Четверо нас было потому, что теперь к нам присоединился Ральф Пайк. Он все время молчал, с тех пор как мы подобрали его на открытом всем ветрам углу улицы, где дорога выходит из Хельсинки. Одет он был в длинное черное пальто и коричневую кожаную шапку с козырьком.
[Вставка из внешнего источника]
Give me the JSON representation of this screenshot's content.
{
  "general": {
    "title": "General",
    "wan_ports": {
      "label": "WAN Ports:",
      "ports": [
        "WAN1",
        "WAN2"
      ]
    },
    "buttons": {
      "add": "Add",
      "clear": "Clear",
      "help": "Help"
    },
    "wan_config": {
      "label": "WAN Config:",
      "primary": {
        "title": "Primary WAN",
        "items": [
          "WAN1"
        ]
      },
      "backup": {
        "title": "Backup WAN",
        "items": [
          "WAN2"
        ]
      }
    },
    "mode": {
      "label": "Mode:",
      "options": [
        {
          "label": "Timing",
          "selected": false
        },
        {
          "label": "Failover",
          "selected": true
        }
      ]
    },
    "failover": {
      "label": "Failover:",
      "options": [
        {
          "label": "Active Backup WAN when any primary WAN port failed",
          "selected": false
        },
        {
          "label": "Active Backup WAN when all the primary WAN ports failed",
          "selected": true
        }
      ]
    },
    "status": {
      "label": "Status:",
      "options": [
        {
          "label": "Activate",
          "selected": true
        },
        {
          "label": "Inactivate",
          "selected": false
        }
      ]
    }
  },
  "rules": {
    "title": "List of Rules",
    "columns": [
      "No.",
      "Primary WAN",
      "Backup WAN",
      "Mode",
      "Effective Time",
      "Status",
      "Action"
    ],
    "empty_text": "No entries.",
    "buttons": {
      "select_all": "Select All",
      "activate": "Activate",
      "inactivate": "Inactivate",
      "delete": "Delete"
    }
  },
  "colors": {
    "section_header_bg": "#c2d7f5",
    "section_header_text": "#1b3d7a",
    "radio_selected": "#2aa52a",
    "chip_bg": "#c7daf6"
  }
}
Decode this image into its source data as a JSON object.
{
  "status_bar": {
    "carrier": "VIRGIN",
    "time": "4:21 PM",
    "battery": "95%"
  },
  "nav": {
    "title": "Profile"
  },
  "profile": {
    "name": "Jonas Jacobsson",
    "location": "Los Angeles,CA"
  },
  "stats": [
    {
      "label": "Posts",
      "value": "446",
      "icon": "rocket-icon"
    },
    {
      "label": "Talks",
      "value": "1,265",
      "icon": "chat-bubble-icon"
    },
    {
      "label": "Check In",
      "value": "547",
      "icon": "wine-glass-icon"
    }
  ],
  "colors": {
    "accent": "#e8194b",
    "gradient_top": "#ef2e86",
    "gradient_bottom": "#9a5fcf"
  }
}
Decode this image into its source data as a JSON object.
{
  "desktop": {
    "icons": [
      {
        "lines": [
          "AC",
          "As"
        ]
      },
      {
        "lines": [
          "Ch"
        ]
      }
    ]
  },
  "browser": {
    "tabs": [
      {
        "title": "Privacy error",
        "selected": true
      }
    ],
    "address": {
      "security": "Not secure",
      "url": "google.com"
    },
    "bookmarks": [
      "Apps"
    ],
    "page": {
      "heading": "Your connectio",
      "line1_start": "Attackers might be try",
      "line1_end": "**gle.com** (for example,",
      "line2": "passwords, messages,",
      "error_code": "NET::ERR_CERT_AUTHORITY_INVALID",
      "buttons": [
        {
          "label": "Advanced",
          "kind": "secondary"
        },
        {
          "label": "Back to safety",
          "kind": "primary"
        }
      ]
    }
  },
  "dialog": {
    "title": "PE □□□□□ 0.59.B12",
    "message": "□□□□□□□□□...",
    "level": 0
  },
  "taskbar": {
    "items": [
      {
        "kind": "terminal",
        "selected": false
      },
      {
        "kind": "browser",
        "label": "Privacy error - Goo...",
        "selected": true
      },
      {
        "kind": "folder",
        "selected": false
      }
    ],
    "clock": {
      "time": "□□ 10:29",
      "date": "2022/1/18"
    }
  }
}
Когда Пайк размотал шарф, я увидел под его пальто воротник комбинезона.

Мы ехали по замерзшему морю минут десять. Наконец Харви скомандовал: "Всем вылезти". Вокруг уже сгустилась ночь. Сверкал снег, в воздухе стоял какой-то гнилостный запах. Харви подключил к багажнику на крыше две батарейки и проверил контакт. Лампочки вспыхнули, но бумажные абажурчики делали их невидимыми с берега. Мне почудилось, что на юго-западе мерцают огни Порккала, так как здесь береговая линия поворачивает на юг, но Сигне сказала, что это невозможно. По-рккала слишком далеко отсюда. Харви измерил скорость ветра, а затем переставил "фольксваген" так, чтобы огоньки на крыше сообщили летчику направление ветра. Две лампочки он выключил, чтобы уточнить скорость ветра условленным сигналом.

Ральф Пайк спросил у Харви разрешения закурить. Я представлял, что он сейчас чувствовал. При проведении подобных операций нервишки всегда шалят, и ты настолько полагаешься на умение и опыт руководителя, что спрашиваешь его разрешения на все. Даже на возможность подышать.

- Последняя хорошая сигара, - произнес Ральф Пайк. Он ни к кому не обращался, и никто ему ничего не ответил.

- Пора готовиться, - сказал Харви, глянув на часы.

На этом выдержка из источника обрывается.